Приятели поспешно посторонились, и мимо них, воняя потом, гнилью, тюремной парашей, заковыляли убогие; с любопытством поворачивая к ним бородатые клейменые, калеченые и при всем том развеселые лица. Хоть все они были в цепях, но звона почти не слышалось — опытные колодники, они ловко несли в руках свои «мелкозвоны». Некоторые на ходу жевали калачи.
— Сынки, подайте, христа ради! — стал клянчить крайний, у которого на лбу красовался струп от наложенного клейма.
Максюта спросил капрала, который шагал по обочине, поигрывая полосатой палкой:
— Ваша светлость! Позвольте ему подать!
А Бяше он шепнул:
— Авось и разузнаем!
— Подавай! — милостиво разрешил капрал и крикнул: — Эй, каторга! Приставить ногу — привал!
Максюта вынул из-за щеки копеечку, единственное свое сокровище, и подал клейменому.
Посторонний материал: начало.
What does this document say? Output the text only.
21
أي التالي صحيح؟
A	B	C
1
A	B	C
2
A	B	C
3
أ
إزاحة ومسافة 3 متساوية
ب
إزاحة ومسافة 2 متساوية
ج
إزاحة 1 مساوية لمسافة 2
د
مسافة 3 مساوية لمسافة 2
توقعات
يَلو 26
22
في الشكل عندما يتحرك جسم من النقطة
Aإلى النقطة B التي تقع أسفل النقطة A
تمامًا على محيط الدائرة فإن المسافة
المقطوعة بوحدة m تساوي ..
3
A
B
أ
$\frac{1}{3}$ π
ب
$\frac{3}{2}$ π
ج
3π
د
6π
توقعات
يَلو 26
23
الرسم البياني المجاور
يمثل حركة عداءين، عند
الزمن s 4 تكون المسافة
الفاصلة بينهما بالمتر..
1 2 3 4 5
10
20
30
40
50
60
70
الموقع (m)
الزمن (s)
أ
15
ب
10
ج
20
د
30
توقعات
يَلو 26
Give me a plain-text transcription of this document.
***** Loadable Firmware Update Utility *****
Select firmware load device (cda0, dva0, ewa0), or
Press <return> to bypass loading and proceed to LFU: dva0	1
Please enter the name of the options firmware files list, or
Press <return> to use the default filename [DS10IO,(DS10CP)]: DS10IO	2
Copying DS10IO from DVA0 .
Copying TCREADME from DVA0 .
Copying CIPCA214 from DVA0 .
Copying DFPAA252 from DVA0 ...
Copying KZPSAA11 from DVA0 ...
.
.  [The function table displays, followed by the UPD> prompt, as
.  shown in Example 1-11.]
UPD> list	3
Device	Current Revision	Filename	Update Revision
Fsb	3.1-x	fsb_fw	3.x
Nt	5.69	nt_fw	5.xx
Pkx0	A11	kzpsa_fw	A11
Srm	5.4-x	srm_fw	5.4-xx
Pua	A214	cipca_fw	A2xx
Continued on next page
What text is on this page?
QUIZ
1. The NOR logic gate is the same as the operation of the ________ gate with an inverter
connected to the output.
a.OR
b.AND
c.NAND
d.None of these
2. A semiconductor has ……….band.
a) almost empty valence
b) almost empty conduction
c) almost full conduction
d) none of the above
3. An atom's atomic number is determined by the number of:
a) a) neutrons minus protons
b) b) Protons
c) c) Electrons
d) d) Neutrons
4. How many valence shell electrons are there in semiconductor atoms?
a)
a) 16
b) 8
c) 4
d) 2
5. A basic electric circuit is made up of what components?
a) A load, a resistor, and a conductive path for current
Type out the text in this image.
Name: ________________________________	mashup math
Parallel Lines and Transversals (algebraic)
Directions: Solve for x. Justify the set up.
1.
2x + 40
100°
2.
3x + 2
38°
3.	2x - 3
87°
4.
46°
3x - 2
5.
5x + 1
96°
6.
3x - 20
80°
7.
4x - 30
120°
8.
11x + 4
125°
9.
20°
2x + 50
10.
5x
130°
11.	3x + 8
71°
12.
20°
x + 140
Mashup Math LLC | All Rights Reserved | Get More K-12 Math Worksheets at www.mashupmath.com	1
Наклонившись, стал у него выспрашивать, где женщины содержатся да есть ли туда какой доступ.
К Бяше тоже пристал колодник с костылем; лицо у него было перетянуто тряпицей — вероятно, вырваны ноздри.
— Эй, боярин! Подай и ты, спасения души ради!
Бяша растерянно развел руками — у него с собой не было ничего.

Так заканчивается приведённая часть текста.